Facundo Ferreira tenía 12 años y fue asesinado por un funcionario de la Policía de la Provincia de Tucumán. Era un nene. Se podrían escribir páginas enteras en respuesta a los dichos de Patricia Bullrich sobre la investigación del caso y sobre el accionar de la fuerza. Incluso se podría hacer extensivo ese ejercicio a lo ocurrido con el llamado “caso Chocobar”. Esto es costumbre para abogados y juristas: interpretar los hechos, las normas y los fallos para llegar a una conclusión jurídica.

Se podría criticar que la ministra de Seguridad haya revelado presuntos datos de la investigación y de las supuestas intromisiones cometidas por el poder político sobre el Poder Judicial en ambos casos. De tal modo, deberíamos destacar cada uno de los principios desarrollados por los distintos organismos e instrumentos internacionales de derechos humanos, mencionar jurisprudencia de tribunales locales, apelar a los principios que regulan el uso de la fuerza letal de las fuerzas de seguridad y explicar que, en un Estado de Derecho, existe la obligación de proteger la vida de las personas, incluso de quienes supuestamente cometieron un delito.

Por ese camino, llegaríamos a una prolija pieza jurídica, pero de dudosa utilidad. Porque es evidente que la discusión no es jurídica, sino estrictamente política. Es una disputa por el sentido común que constituye un arduo desafío para quienes nos consideramos parte del movimiento de derechos humanos, ya que el discurso del oficialismo y de un amplio sector mediático en este tema no se caracteriza por su racionalidad, sino porque es discriminatorio y reaccionario.

Hoy los nenes con gorrita, morochos y pobres, que andan en moto, son construidos como enemigos. Ni hablar si a esto se suma una nacionalidad diferente. Son el otro que acecha y del que hay que defenderse. Esto no es nuevo, pero debe ser destacado en un contexto en el que el Estado de Derecho existe cada vez menos para esos “otros”.

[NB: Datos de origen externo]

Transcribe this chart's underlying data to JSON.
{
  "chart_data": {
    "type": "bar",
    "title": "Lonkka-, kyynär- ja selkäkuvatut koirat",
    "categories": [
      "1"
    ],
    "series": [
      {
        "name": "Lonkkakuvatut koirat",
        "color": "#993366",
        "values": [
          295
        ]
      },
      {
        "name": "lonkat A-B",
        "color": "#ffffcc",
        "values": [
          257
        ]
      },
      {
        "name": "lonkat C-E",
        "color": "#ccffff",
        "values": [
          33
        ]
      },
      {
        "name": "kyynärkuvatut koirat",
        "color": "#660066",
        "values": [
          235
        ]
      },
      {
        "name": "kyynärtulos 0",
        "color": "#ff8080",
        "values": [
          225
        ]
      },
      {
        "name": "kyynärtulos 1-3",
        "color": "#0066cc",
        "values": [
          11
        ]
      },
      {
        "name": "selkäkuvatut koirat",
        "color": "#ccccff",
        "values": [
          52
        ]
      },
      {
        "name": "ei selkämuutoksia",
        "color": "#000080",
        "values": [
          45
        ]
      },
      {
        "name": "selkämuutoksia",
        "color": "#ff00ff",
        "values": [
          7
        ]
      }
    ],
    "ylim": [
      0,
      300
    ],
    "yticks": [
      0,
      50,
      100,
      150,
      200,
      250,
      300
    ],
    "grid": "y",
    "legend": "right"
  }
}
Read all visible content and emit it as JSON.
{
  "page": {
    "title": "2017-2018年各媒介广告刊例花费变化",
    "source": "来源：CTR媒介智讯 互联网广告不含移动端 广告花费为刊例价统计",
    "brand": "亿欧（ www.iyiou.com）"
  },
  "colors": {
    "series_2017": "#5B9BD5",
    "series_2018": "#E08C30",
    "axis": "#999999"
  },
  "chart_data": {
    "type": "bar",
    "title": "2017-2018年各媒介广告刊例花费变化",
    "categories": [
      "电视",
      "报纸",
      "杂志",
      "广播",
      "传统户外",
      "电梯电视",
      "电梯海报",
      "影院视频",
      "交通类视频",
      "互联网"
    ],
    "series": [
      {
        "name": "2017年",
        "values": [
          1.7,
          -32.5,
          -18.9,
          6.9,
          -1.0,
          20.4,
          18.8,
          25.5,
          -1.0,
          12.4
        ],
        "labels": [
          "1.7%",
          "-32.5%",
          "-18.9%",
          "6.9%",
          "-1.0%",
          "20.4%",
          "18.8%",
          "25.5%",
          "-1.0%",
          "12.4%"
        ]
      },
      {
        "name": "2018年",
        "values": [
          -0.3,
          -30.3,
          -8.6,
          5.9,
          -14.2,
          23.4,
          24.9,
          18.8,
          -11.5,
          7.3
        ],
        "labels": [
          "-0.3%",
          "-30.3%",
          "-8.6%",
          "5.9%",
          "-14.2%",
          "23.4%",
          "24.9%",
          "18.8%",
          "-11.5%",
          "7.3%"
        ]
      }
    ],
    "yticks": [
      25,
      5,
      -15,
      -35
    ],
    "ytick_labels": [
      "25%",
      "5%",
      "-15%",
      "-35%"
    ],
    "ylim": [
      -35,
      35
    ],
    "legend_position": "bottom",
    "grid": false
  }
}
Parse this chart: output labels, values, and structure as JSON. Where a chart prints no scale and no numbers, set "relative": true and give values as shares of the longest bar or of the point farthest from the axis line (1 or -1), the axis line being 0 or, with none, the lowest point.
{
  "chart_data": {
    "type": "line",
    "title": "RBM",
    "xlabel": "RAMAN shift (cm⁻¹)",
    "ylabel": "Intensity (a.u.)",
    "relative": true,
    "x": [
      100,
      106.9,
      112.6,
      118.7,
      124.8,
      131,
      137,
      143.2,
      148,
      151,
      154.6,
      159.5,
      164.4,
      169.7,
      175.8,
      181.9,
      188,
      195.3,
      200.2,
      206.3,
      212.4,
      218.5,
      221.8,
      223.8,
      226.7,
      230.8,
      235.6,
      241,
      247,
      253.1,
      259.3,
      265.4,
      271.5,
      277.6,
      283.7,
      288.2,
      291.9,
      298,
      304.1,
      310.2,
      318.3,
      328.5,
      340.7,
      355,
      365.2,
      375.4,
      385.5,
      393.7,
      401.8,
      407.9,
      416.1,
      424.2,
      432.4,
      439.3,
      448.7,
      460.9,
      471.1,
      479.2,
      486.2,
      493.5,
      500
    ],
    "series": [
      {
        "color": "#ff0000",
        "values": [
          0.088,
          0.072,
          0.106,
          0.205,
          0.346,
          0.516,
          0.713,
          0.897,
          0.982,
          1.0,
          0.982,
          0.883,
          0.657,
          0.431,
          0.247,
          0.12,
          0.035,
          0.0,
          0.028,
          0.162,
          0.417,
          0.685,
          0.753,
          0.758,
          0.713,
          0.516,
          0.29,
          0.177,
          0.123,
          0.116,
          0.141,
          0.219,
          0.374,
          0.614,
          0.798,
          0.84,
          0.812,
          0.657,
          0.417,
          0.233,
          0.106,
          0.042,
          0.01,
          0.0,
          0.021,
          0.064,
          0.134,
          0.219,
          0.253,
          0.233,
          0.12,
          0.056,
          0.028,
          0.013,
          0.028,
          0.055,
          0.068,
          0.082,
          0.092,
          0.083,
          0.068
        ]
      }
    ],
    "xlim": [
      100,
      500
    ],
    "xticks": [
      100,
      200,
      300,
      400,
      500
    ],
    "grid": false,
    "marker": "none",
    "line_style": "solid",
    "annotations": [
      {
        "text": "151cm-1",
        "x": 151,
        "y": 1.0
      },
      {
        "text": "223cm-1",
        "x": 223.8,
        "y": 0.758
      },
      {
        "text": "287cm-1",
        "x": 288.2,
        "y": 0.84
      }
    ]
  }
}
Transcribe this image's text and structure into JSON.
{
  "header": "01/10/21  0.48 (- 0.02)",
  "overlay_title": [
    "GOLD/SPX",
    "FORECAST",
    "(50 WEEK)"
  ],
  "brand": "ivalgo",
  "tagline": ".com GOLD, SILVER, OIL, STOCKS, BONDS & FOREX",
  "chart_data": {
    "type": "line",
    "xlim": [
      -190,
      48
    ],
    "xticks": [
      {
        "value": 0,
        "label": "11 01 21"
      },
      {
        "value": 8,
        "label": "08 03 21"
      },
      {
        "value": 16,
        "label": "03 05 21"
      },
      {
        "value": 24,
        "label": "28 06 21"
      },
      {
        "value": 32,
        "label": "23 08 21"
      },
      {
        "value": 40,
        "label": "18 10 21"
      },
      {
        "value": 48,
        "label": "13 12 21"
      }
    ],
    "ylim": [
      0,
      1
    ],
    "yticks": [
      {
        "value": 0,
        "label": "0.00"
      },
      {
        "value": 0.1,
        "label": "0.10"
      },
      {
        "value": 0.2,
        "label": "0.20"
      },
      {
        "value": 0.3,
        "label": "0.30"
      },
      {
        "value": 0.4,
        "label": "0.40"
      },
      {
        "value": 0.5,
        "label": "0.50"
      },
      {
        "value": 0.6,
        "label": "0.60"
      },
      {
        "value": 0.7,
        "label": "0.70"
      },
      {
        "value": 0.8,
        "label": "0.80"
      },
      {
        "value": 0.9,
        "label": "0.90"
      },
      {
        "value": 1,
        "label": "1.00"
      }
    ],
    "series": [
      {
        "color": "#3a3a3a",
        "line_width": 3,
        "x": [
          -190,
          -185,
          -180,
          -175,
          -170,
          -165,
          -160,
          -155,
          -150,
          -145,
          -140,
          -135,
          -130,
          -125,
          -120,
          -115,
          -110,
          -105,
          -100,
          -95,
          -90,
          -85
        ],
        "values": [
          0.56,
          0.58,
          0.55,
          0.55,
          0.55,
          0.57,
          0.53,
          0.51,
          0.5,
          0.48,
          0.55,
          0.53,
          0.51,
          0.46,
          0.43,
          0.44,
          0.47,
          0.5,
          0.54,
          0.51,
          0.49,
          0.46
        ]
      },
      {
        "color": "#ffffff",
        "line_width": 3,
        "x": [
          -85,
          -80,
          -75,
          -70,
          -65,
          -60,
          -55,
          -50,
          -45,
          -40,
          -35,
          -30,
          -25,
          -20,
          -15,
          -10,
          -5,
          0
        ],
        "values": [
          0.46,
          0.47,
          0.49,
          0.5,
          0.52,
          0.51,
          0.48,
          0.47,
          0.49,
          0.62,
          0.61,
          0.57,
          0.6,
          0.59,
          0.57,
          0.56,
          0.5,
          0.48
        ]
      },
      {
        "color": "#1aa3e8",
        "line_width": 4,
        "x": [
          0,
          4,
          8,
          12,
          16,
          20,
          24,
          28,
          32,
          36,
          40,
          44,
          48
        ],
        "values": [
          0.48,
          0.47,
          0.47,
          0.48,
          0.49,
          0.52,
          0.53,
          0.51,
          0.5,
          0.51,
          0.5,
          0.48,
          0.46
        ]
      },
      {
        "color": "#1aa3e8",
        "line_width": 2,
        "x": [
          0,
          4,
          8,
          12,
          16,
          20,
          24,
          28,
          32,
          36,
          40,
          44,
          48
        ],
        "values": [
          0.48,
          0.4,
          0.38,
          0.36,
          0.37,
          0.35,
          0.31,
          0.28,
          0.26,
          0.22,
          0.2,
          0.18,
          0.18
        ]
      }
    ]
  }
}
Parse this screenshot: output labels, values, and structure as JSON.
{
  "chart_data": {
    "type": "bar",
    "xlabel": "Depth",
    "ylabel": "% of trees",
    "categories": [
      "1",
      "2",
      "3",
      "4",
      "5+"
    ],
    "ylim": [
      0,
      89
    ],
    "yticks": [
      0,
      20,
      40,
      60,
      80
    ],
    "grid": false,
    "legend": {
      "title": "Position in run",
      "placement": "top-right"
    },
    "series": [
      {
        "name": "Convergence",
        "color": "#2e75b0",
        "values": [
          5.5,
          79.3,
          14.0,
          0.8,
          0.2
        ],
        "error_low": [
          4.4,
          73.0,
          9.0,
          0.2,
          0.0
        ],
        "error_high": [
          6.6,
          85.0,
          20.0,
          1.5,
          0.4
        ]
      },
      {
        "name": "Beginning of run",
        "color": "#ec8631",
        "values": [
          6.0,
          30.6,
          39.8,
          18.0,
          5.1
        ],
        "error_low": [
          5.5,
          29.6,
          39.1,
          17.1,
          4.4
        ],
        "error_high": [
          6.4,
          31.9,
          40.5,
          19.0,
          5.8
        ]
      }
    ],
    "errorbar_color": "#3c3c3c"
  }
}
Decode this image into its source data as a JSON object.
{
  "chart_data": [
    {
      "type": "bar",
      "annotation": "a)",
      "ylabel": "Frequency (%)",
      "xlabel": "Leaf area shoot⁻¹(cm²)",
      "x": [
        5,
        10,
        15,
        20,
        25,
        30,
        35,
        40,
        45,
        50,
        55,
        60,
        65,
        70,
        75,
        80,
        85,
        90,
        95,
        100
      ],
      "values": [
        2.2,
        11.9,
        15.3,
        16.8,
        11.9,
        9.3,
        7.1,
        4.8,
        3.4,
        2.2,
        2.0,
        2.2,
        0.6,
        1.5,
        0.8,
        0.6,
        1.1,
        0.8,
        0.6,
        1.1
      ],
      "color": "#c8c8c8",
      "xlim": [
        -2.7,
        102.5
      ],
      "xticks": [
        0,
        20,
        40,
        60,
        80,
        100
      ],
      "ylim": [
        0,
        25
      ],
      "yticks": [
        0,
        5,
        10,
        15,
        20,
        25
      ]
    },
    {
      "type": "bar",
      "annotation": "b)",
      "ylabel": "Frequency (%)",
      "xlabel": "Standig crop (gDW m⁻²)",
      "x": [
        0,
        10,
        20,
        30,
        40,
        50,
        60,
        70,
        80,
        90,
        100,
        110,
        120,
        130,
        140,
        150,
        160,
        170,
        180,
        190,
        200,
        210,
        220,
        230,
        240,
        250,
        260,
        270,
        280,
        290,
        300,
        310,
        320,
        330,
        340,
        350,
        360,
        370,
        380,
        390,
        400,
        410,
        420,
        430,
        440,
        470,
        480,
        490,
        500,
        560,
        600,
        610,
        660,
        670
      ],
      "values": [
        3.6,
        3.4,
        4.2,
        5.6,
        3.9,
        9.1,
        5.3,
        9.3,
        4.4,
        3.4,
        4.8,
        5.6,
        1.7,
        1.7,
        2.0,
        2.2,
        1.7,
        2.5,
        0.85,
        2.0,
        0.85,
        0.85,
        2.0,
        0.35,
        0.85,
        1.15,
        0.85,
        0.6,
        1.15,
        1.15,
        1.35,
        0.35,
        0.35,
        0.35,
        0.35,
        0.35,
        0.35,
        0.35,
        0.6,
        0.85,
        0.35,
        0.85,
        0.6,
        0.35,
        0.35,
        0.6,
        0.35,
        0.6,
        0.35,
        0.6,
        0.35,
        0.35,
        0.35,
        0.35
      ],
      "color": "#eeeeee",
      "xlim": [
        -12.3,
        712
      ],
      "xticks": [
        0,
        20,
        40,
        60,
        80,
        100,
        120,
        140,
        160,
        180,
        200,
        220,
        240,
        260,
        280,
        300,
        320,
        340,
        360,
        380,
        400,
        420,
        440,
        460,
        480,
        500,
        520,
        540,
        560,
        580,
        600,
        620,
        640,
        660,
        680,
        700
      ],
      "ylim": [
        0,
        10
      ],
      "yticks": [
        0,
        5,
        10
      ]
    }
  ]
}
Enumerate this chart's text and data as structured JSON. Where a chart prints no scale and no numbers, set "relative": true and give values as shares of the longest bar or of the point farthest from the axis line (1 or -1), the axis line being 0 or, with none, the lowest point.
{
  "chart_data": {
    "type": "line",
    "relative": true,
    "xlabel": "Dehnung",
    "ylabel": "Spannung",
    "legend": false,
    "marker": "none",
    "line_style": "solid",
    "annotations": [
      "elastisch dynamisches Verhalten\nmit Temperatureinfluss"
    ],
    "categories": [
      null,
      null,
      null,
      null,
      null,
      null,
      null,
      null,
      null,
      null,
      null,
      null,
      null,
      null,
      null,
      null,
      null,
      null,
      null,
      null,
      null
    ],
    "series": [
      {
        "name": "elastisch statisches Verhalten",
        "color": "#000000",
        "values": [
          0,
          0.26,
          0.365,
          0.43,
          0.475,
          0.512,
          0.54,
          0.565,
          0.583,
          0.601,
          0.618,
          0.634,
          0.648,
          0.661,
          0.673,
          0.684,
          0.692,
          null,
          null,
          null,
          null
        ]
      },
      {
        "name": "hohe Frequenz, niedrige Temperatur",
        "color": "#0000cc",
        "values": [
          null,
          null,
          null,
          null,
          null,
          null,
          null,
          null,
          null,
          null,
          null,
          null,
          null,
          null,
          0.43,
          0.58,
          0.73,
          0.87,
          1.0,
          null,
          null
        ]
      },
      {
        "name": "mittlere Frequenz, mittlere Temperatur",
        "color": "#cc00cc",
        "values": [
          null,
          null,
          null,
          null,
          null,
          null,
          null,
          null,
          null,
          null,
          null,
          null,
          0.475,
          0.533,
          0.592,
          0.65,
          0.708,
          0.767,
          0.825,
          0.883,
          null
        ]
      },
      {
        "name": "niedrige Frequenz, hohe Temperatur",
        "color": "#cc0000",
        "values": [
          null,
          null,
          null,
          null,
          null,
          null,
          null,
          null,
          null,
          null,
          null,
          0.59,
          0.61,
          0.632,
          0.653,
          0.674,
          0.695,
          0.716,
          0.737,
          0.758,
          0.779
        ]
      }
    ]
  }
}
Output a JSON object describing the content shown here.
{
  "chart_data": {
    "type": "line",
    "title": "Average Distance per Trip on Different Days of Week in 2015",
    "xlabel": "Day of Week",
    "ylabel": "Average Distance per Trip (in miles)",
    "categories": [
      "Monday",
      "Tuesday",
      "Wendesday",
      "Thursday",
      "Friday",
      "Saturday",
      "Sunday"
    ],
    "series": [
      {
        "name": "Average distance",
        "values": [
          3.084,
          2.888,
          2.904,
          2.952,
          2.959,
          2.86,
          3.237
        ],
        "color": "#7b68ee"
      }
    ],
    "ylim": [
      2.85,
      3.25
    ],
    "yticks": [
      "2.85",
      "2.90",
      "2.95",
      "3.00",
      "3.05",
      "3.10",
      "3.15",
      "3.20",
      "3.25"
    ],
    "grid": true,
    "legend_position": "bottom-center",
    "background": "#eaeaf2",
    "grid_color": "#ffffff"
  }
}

El gesto de recibir a un policía tras ejecutar por la espalda a un joven que presumiblemente había cometido un delito, es un mensaje claro para cualquier integrante de las fuerzas de seguridad. Pero el gatillo fácil no nació con Chocobar ni con la ejecución de Juan Pablo Kukoc. Es una práctica que existe desde hace décadas en las fuerzas de seguridad. Lo trascendente del hecho -y que constituye un dato político insoslayable- es que la conducción política actual avala y hace propia esa práctica, además de darle el estatus de doctrina.

Lo mismo sucede con otras formas de violencia policial. Cuando se habla de apremios ilegales, detenciones arbitrarias, ejecuciones policiales, amenazas, torturas, estamos diciendo que a los pibitos que habitan el subsuelo de nuestra patria, a los más pobres de todos, todos los días les pegan, se los sube a un patrullero, les ponen una pistola en la cabeza, los amedrentan, los verduguean, los matan de frente o por la espalda o, en los casos más extremos, los desaparecen.

Entonces, sin desmerecer el legítimo reclamo de justicia o el laborioso estudio de los juristas que explican cuáles son los estándares que deben tenerse en cuenta para definir si el accionar policial es legal o no, es necesario decir que todo esto resulta insuficiente.

Los pibes son los enemigos y cuando hay un enemigo no se respetan edades. Se mueren nenes que no son parte del “nosotros”, nenes que son como Facundo. No se trata solamente de cuestionar con firmeza las posiciones del gobierno de turno. Se trata principalmente de sentir a Facundo como nuestro, hacerlo parte del “nosotros”. Porque la consigna “Ni un pibe menos” significa que cada pibe es imprescindible.